Le plaidoyer de Touhfa est plus simple. Le ministre des Affaires Étrangères des E.A.U, Mansour ben Zayed et le maître-espion d’Abou Dhabi, Tahnoon ben Zayed utilisent des proxies notamment le site web d’information Hespress, racheté en 2019 par les Emirats, pour «espionner et attaquer le Maroc».

Ce sont pratiquement les mêmes accusations portées contre le site d’information quatre années plus tôt. En cette période, les relations entre Rabat et Abu Dhabi étaient au plus bas et Hespress avait adopté une ligne éditoriale anti-Qatar.

Sauf que cette fois-ci, Touhfa va impliquer les cheikhs sus-cités, deux des plus hauts responsables émiratis après MBZ et Ben Rachid. Pour le YouTubeur, Mansour ben Zayed, ministre des Affaires étrangères serait aigri de ne pas avoir accès au Roi Mohammed VI. Cela l’aurait poussé à manoeuvrer contre les intérêts du Maroc en soutenant entre autres l’Algérie et en «espionnant les hauts responsables du pays», notamment à travers Hespress.

Rapprochement avec le Qatar en marche !

L’annonce ce mardi de la visite officielle d’une délégation ministérielle menée par Aziz Akhannouch, au lendemain de la rencontre importante entre Joe Biden et Tamim ben Hamad est un signal fort donné par le Maroc sur sa nouvelle orientation stratégique de sa diplomatie. C’est aussi sans aucun doute une conséquence de l’isolement de MBZ sur la scène internationale suite à son bras de fer avec Biden.

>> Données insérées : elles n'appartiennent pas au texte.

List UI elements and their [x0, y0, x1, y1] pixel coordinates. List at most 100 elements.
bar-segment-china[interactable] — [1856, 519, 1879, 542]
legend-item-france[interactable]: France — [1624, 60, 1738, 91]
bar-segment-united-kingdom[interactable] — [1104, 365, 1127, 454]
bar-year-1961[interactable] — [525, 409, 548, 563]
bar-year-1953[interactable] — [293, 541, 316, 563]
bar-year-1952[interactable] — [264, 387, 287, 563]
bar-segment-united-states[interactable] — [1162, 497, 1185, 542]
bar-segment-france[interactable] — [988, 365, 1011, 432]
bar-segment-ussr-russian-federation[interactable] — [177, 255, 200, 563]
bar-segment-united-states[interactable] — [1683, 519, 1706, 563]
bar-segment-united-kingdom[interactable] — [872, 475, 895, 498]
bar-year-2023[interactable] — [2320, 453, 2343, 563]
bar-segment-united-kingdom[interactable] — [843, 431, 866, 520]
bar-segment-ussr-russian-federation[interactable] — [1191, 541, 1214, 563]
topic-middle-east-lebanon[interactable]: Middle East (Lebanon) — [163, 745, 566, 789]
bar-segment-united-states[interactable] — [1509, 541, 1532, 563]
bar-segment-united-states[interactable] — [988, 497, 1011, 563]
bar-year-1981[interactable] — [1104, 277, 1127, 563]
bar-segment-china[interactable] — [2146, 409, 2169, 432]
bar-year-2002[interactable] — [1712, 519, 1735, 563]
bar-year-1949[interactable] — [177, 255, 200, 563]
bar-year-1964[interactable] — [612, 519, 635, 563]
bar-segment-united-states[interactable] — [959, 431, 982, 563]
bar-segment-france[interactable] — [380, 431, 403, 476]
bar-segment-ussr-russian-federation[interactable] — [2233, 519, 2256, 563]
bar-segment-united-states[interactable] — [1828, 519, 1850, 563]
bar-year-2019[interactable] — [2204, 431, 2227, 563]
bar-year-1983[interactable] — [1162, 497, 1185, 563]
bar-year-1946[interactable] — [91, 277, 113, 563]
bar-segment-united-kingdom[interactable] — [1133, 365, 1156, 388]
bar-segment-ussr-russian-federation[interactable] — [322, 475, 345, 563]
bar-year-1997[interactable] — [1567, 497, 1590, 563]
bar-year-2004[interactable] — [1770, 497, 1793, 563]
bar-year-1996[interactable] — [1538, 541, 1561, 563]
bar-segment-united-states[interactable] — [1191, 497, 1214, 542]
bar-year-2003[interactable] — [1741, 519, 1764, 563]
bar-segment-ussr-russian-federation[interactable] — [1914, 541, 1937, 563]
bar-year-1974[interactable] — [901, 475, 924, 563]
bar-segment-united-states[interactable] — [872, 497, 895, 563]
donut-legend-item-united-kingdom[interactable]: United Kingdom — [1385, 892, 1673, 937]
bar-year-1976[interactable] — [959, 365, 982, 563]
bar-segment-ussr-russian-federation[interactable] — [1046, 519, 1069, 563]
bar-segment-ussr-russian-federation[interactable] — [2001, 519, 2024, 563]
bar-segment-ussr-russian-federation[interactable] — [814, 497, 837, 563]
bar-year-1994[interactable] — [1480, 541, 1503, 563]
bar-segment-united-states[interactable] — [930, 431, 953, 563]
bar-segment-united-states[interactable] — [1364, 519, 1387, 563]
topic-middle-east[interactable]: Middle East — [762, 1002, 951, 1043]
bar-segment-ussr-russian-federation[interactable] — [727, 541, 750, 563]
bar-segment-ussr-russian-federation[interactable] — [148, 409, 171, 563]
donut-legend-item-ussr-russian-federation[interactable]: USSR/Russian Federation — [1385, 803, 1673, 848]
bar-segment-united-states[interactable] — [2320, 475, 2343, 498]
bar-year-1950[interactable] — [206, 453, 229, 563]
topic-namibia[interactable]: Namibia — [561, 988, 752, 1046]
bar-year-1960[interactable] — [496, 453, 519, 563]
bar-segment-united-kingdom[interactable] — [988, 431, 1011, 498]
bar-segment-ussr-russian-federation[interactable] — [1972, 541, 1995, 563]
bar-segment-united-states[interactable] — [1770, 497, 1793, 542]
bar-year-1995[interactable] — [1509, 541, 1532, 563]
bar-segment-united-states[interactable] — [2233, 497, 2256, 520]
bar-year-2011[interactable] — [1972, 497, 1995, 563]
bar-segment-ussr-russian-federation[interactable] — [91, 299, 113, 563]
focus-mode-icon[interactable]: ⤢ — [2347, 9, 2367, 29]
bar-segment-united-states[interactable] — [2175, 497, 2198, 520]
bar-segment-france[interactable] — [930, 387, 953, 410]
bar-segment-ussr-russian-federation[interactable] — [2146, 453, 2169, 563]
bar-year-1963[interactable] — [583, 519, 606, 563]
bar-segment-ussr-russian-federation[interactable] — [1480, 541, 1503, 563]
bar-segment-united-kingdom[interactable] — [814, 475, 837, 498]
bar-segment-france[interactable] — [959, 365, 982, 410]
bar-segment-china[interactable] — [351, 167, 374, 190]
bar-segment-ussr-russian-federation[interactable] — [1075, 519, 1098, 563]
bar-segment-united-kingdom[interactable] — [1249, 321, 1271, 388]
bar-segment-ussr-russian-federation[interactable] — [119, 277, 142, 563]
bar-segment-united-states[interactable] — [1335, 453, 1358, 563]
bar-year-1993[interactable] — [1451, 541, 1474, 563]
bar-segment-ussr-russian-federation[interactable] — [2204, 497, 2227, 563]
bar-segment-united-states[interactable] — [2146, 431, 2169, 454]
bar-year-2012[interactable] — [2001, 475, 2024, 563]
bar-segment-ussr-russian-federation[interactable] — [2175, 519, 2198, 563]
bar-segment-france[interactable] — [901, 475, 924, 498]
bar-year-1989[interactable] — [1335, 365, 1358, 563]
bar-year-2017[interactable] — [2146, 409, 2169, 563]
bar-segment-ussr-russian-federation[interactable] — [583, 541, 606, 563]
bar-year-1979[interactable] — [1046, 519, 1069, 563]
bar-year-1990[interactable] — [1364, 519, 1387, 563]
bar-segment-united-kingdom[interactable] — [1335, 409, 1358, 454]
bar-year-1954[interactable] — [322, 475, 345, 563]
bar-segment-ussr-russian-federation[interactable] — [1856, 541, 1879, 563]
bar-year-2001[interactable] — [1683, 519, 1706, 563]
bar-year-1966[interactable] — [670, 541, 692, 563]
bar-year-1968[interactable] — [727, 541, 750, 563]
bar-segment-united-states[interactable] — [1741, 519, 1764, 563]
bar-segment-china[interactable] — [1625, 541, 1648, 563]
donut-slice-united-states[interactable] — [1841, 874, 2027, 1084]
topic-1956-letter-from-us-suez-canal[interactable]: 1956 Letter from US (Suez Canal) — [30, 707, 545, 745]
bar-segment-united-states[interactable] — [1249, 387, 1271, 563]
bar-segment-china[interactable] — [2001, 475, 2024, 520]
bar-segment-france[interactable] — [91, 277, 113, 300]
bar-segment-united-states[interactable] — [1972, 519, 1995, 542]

Rappelons que le Prince hériter émirati avait réussi à froisser son ancien ami, Mohammed ben Salmane qui s’est mis dans la tête de mener une guerre économique avec les E.A.U afin de réaliser les objectifs de sa vision 2030.

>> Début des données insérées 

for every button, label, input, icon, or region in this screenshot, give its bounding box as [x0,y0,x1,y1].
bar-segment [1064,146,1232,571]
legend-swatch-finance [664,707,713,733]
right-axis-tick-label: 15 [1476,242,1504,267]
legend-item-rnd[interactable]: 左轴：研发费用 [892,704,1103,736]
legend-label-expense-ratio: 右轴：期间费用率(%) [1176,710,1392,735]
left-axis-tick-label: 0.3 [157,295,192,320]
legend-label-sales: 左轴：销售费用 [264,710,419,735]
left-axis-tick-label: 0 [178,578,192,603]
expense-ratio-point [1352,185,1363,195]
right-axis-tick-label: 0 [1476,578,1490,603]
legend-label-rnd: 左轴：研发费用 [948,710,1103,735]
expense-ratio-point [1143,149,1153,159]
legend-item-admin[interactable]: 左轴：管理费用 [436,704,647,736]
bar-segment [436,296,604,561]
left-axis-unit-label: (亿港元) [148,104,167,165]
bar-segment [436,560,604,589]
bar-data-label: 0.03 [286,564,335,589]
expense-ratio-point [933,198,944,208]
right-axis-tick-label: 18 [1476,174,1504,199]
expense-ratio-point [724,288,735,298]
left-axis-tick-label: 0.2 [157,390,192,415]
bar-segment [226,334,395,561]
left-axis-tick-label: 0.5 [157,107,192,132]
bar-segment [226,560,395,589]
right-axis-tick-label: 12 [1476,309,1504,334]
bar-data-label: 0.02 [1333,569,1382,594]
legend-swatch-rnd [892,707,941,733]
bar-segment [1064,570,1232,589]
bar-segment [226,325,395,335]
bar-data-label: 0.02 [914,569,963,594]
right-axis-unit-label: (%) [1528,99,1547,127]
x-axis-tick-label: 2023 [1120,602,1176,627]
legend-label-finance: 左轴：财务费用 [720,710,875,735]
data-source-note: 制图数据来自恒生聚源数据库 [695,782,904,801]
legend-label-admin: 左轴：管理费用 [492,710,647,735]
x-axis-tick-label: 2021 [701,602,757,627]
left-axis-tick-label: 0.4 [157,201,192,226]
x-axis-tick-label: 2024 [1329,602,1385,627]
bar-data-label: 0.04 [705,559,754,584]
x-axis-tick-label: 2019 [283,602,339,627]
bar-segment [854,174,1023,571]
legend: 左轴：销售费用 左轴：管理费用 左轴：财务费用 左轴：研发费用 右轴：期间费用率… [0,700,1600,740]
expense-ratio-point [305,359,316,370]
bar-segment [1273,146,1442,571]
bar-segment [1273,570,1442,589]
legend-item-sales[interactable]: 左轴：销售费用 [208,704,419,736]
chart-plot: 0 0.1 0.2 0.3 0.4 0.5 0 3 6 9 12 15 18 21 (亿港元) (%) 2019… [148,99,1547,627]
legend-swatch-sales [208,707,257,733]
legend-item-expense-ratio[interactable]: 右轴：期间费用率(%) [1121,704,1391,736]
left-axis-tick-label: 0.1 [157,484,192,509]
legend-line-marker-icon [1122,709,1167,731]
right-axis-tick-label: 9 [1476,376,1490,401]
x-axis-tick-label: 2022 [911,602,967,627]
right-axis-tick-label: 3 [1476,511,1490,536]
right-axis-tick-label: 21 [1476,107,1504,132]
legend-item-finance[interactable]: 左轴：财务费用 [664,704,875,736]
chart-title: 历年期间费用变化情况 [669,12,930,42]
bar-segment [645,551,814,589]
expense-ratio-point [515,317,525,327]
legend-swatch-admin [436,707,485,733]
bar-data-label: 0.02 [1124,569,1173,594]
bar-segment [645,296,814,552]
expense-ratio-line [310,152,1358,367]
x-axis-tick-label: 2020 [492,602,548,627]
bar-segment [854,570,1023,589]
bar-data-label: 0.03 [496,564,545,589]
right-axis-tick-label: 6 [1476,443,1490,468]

Concernant ce nouveau rapprochement avec le Qatar, Akhannouch qui entretient de bonnes relations avec le père de Tamim, aura sans aucun doute plus de facilité à mener à bien cette mission.

Un monde de tous les dangers

Depuis la crise financière de 2008, la planète est entrée dans une zone de turbulence avec des cycles de crises relativement longs. Les pays se doivent de piloter leur économie et leur sécurité avec peu de visibilité en prenant beaucoup de risques.

Les grandes démocraties vacillent. On l’a vu durant l’assaut du Capitole et on le voit aujourd’hui avec ce spectacle dramatique que nous offrent les présidentielles françaises ainsi qu’avec cet émerveillement prononcé de l’intelligentsia allemande et française devant la montée en puissance du nouveau Tsar russe Vladimir Poutine.

La fragilité et la versatilité sont devenues l’une des principales caractéristiques des relations internationales de notre époque. Nos dirigeants s’y adaptent, les citoyens les subissent.

Seul remède à ses gueules de bois à répétition est de rester unis autour d’un projet de société et autour de notre leader.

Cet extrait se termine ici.